CS Project Etiquette Tools and Guidelines for using shared CS resources to run long-running, intensive applications.
Tools for running experiments and collecting performance measurements

script

exit

latex links. latex is Unix's document writing software. You do not have to use latex for writing your report, but it has very good support for some things that are common in scientific writing such as representing mathematical expressions, so you may want to give it a try. I have some example latex documents that you can grab to use as a starting point in ~newhall/public/latex_examples/.
getopt command line parsing.
rand and srand: C library random number generator and seeding function (pass srand time(NULL) to seed with current time).
use perror to print out error messages from failed system calls.
Here is a guide for using gdb to debug pthread programs
You can write and use shell scripts for running a set of experiments.

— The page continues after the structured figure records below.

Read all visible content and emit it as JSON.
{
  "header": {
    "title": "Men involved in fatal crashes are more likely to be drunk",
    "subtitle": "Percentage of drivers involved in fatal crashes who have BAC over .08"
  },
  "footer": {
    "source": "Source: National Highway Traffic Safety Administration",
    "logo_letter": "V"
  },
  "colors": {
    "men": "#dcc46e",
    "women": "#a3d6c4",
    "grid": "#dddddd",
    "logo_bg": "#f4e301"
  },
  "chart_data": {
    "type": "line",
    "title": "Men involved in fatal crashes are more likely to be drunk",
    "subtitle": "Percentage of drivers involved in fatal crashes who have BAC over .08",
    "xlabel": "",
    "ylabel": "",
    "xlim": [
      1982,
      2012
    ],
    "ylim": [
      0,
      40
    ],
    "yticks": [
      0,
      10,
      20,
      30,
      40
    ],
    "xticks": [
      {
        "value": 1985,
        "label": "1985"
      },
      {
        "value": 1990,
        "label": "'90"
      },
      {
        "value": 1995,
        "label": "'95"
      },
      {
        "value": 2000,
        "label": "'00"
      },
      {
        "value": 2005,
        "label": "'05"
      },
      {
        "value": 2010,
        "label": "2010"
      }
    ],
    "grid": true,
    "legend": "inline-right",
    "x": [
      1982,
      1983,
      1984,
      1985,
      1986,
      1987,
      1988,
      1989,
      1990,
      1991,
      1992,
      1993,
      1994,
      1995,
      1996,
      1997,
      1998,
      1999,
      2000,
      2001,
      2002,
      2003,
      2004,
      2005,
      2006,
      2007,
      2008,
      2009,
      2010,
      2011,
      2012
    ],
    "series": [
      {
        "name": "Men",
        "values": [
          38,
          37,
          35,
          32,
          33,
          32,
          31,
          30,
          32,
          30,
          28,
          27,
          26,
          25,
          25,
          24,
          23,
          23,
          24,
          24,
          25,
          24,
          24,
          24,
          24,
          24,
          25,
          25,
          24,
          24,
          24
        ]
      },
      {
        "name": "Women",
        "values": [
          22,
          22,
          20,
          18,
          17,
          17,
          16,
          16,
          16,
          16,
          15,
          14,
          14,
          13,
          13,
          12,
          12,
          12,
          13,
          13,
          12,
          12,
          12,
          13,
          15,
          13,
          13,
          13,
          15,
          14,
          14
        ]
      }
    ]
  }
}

To run a shell script, first make sure that the shell script file has permissions set to executable (e.g. chmod 777 run.sh), and then just run it from the Unix prompt ( ./run.sh). Here is a example script for running a set of row-wise experiments (you may want to change thread and size ranges in your real experiments):
```
#!/bin/bash

for((n=256; n <= 2048; n=n*2))
do
for ((t=1; t <= 32; t=t*2))
  do 
     echo ""
     echo "matrixmult -n $n -m $n -t $t -i 10"
     time matrixmult -n $n -m $n -t $t -i 10
  done
done
```
See bash shell programing links for more information.

What to Hand in

Submit a single tar file with the following contents using cs87handin (see Unix Tools for more information on script, dos2unix, make, and tar):

A README file with:
1. Your name and your partner's name
2. If you have not fully implemented some functionality, then list the parts that work (and how to test them if it is not obvious) so that you can be sure to receive credit for the parts you do have working.
All the source files needed to compile, run and test your code (Makefile, .c files, .h files, and optional test scripts). Please do not submit object (.o) or executable files (I can build these using your Makefile).

Turn in a hard copy of your written report at the beginning of class on Thursday.